Tunisie : la pénurie d’essence attise la colère
Après le sucre, la farine, le lait, le beurre, l’eau minérale, la Tunisie est confrontée depuis quelques jours à une pénurie de carburant. Si les autorités l’imputent au contexte mondial, de nombreux citoyens pointent de graves erreurs de gestion.
La crise s’est déclarée subrepticement. Elle a d’abord incubé lors des fêtes du Mouled, la célébration de l’anniversaire du Prophète, durant le week end du 8 octobre qui a connu un fort pic de trafic automobile, notamment inter-régional. Certains ont imputé aux jours fériés les problèmes d’approvisionnement des stations-service, d’abords évoqués sur les réseaux sociaux, puis relayés par les médias. Tous, néanmoins, se disaient certains d’un retour à la normale dès le lundi 10 au matin. Il n’en a rien été.

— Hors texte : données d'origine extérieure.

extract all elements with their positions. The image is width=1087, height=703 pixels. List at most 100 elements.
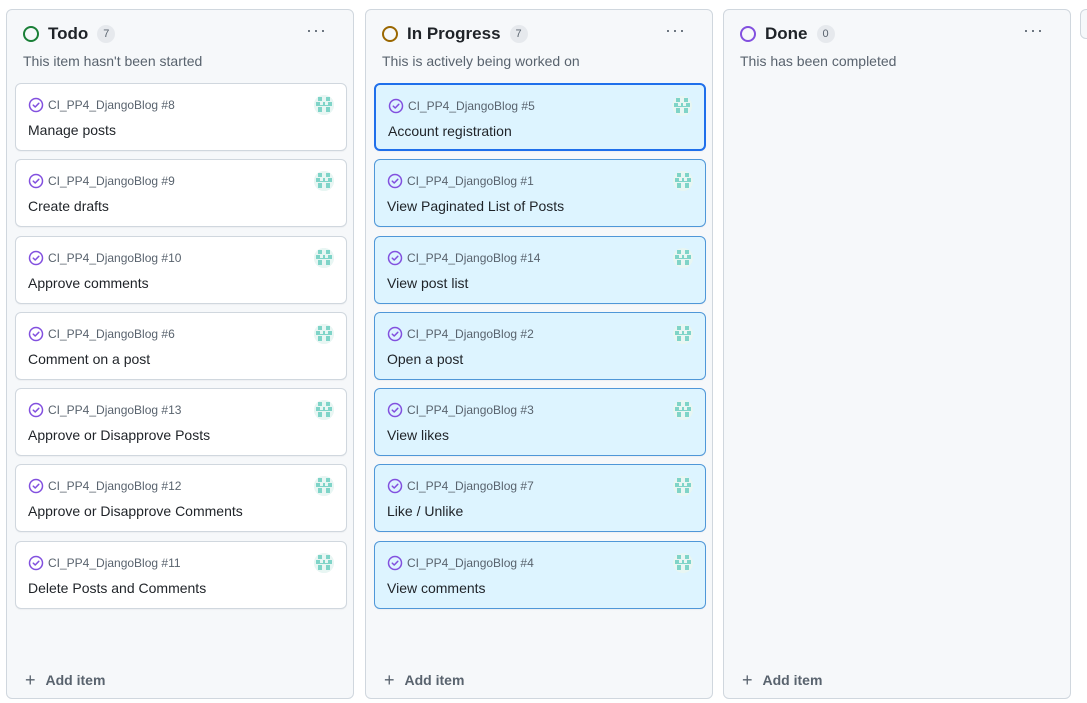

« Au lieu des embouteillages habituels, les files spectaculaires devant les stations-service m’ont fait comprendre qu’il y avait un problème. Mais je n’en ai mesuré toute la portée que lundi soir en constatant qu’il s’agissait d’une pénurie sévère », raconte Nadia, cadre dans une entreprise qui s’est mise en télétravail. D’autres ont dormi dans leurs véhicules pour être les premiers servis, mais aucun camion citerne n’est apparu, malgré les propos rassurants de Neila Nouira Gongi, ministre de l’Industrie, des Mines et de l’Énergie, qui assurait que le déchargement d’un navire était en cours, laissant ainsi entendre que la reprise de l’approvisionnement était imminente.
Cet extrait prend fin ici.